Alcohol and tobacco products sold at a potential 7-Eleven are major sticking points for the community against the project.
“It’s an additional outlet for alcohol and tobacco,” Manhasset Community Coalition Against Substance Abuse (CASA) Executive Director Jennifer DeSena said. “If it’s open 24 hours a day, it’s going to be a constant source of alcohol and tobacco that the overall community doesn’t need. We’re trying very hard to reduce the use of alcohol, tobacco and vaping.”
One influential community group, the Council of Greater Manhasset Civics Associations (Greater Coumcil), has brought this issue up repeatedly in their monthly meetings. They are fervently against the project and were a major force in getting the decision to delay the public meeting. Richard Bentley, president of the Greater Council, would like to see the meeting postponed for two years so the public can come and voice their concerns to the BZA in-person instead of on Zoom.
“They don’t care, they want to sell everything and everything that they can to make their business work,” Bentley said. “Manhasset already has a drinking problem. I think everybody knows that, everybody recognizes that. So why are we going to promote having it even more accessible?”
The drinking problem Bentley references is underage kids on the street drinking alcohol they bought illegally. Convenience stores, like 7-Eleven, have been suspected of knowingly selling alcohol to minors.
“The more stores you have in the community, the more competitive there will be with their pricing and possibly with not checking ID,” DeSena said. “They have a bad reputation for selling to underage kids.”
The 7-Eleven would have an adjacent parking lot, which has come under some ire.

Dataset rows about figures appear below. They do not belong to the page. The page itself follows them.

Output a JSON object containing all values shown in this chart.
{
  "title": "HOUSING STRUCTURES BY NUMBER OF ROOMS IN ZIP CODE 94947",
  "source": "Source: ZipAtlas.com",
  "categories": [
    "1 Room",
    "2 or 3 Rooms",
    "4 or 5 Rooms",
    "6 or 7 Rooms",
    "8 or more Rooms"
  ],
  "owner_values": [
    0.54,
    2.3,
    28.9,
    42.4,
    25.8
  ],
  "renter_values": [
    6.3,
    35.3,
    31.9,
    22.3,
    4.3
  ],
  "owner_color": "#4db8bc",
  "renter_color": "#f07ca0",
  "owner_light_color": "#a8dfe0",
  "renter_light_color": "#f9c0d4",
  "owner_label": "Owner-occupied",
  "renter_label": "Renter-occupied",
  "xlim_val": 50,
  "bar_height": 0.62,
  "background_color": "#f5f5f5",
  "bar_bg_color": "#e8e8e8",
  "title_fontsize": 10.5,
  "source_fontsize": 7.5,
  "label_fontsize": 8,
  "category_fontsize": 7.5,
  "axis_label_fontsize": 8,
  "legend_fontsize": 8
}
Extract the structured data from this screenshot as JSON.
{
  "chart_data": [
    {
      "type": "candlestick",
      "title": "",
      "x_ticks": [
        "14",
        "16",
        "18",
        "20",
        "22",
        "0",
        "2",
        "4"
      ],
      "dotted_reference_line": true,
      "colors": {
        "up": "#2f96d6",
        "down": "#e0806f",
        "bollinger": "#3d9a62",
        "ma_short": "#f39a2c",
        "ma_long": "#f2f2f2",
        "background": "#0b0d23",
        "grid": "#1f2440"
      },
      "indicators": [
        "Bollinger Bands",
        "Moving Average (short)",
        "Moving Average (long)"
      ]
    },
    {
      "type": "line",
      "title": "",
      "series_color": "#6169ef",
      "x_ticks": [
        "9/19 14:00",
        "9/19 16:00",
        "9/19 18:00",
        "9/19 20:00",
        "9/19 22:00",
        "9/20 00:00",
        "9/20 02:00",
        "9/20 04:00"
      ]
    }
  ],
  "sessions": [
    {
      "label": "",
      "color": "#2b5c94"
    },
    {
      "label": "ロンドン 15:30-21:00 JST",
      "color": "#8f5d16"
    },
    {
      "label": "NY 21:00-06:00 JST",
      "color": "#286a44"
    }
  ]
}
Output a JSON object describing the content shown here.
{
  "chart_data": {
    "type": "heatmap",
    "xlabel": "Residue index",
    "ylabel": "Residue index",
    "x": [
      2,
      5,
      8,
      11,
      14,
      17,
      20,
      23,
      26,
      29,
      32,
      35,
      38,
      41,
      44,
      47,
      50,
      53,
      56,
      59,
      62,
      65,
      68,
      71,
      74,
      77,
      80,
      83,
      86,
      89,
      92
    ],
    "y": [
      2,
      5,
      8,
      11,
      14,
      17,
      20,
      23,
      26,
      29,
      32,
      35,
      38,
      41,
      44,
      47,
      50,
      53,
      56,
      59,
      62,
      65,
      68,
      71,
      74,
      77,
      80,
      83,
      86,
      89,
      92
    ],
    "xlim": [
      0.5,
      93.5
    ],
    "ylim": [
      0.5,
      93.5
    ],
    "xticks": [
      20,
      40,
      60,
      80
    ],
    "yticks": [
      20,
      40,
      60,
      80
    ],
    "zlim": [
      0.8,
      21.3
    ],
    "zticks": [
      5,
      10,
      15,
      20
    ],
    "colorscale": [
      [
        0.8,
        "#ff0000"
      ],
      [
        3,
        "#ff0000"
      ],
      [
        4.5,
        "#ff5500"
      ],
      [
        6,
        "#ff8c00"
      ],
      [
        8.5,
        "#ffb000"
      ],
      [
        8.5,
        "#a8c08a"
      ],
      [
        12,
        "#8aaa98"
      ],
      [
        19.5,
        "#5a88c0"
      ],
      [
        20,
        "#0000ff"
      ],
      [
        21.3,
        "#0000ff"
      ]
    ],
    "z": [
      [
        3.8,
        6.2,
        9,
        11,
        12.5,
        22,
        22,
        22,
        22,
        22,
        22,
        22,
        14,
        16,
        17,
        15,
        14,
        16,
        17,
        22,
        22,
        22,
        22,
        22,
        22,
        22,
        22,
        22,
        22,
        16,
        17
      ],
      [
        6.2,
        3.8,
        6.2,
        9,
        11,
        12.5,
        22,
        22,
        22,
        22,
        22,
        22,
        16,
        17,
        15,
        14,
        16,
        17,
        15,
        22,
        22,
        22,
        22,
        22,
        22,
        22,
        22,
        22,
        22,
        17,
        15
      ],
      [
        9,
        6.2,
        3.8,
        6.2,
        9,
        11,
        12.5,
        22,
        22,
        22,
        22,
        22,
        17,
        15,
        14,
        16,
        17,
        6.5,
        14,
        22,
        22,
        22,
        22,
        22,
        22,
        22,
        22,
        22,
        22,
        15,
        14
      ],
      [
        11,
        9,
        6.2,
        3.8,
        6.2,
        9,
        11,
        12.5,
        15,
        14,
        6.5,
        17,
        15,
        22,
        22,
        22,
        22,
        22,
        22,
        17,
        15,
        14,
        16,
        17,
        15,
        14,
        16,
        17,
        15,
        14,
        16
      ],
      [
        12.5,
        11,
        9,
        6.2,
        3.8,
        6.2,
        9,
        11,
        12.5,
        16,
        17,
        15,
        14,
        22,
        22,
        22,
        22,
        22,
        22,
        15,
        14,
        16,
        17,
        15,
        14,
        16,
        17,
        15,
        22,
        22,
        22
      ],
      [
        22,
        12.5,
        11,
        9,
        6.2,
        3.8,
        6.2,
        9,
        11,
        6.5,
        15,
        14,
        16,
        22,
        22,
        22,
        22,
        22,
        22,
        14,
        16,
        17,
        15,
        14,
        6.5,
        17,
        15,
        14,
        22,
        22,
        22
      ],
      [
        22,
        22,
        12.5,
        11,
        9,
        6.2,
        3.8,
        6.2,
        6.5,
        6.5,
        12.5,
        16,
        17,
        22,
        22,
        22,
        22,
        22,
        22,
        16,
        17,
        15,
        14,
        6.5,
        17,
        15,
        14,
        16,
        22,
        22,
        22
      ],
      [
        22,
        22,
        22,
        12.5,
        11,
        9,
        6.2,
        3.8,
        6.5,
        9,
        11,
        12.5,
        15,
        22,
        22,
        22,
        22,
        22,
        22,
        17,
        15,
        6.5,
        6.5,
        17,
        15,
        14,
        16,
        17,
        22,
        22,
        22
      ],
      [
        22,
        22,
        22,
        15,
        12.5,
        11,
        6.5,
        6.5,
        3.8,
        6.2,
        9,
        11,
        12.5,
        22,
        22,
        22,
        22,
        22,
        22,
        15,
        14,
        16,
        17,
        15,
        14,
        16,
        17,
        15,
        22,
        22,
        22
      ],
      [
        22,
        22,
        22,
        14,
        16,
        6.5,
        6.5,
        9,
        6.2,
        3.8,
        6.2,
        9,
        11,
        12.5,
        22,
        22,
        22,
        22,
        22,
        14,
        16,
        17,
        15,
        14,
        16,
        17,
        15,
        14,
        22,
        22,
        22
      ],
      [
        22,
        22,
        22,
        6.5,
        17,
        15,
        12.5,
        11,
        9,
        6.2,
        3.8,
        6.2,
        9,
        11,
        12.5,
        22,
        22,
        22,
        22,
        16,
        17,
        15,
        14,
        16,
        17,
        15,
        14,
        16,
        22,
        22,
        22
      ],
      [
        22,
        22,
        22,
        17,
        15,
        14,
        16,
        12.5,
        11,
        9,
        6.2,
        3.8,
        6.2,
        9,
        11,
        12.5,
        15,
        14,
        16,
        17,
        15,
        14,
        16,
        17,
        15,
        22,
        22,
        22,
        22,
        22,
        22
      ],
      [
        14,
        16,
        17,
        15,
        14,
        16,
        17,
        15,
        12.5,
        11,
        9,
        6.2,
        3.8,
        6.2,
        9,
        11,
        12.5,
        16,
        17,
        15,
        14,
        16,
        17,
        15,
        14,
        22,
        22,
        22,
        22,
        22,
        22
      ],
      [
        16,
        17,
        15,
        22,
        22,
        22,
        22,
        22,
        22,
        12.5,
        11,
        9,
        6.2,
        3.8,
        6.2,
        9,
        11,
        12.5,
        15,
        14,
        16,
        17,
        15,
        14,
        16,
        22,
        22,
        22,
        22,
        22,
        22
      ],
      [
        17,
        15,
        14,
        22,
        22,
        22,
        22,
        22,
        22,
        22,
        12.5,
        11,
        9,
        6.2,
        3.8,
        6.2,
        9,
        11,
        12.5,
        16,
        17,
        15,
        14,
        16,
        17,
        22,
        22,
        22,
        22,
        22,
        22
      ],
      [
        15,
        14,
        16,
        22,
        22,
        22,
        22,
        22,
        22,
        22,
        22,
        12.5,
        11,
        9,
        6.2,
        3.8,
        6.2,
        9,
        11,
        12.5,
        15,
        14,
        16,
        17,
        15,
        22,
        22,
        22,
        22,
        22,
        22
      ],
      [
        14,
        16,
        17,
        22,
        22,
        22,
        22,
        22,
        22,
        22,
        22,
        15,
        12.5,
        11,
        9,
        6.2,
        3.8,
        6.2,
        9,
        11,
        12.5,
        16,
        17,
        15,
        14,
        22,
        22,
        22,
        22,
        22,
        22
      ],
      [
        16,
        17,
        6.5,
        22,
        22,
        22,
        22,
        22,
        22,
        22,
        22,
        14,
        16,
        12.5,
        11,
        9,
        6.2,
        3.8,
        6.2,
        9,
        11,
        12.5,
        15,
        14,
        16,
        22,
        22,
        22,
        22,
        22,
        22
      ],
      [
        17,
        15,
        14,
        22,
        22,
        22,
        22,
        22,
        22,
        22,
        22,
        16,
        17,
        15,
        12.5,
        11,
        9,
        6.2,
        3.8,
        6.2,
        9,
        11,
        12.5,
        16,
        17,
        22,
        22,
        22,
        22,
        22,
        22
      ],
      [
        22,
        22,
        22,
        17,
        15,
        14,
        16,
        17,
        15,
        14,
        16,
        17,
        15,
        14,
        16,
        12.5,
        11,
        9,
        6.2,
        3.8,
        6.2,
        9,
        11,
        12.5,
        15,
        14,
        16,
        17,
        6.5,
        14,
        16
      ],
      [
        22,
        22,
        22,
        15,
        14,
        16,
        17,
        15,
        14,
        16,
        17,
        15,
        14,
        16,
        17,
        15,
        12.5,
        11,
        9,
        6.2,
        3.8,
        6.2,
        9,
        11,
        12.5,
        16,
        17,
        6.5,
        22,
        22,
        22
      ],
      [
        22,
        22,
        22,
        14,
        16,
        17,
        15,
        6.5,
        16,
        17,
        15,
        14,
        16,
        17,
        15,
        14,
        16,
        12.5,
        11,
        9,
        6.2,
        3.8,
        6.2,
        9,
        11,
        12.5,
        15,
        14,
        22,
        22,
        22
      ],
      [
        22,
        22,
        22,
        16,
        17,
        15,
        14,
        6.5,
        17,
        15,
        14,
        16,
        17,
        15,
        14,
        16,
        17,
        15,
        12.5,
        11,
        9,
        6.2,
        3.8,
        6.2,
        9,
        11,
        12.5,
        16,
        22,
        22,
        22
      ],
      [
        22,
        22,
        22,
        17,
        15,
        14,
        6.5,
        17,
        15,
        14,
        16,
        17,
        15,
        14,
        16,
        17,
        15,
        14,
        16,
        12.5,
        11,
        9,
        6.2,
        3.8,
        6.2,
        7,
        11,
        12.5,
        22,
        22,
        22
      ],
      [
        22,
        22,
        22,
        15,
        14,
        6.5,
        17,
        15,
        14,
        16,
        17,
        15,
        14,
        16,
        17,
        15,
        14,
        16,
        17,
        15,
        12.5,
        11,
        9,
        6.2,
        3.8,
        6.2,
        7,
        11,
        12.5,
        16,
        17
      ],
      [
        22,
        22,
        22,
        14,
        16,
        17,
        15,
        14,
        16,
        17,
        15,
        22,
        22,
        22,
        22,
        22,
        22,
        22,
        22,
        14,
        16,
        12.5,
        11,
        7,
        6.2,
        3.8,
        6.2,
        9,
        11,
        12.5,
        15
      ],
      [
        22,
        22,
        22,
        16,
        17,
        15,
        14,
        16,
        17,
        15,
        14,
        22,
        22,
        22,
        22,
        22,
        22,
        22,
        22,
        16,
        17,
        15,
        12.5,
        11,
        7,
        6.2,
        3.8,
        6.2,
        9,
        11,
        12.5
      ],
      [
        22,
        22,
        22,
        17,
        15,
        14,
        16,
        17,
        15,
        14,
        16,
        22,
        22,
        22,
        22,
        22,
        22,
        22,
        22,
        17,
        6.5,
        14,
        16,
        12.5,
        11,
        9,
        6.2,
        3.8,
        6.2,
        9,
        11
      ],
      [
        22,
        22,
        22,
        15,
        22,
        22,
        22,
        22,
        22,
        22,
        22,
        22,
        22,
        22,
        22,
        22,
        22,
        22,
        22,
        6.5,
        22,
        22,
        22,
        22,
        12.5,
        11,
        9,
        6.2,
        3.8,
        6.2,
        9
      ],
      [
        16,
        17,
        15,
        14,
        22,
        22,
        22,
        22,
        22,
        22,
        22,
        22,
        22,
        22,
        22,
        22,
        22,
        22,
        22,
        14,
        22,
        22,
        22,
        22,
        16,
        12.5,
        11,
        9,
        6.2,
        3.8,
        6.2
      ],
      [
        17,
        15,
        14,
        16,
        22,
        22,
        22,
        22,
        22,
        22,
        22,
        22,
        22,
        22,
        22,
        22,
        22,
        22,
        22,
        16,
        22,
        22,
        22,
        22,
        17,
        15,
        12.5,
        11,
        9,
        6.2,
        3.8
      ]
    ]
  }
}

While Plandome Road does need more parking, residents are concerned by the potential increase in traffic with cars going in and out of the parking lot.
“From a pedestrian point of view, I think it’s also horrible,” DeSena said. “That is a very crowded block. There’s always traffic because of people picking up from school, people picking up from the train and people walking to the park.”
The curbside parking lot also presents a problem for pedestrians on the sidewalk. Earlier this year, a pedestrian was killed by a car close to this potential 7-Eleven location.
“That road has only one-lane traffic, it’s going to stop traffic,” DeSena explained. “If you have a pedestrian on the sidewalk, you hope that the cars are going to stop instead of making the turn across the sidewalk. It’s an accident waiting to happen.”
260 Plandome Rd. is currently an abandoned storefront that used to be Pace Automotive. Its parking lot is currently leased out and usually used by commuters for the LIRR. The run-down building is not the only one on Plandome Road, a main street that has been ignored for several years now.
“Obviously the building doesn’t look good, but at least there’s no pressure on that traffic,” DeSena said. “I mean that block is a terrible block. We need help from the Town of North Hempstead, but we need help planning that block. It’s unfortunate that it’s not an unincorporated area of town because we don’t have enough attention on that.”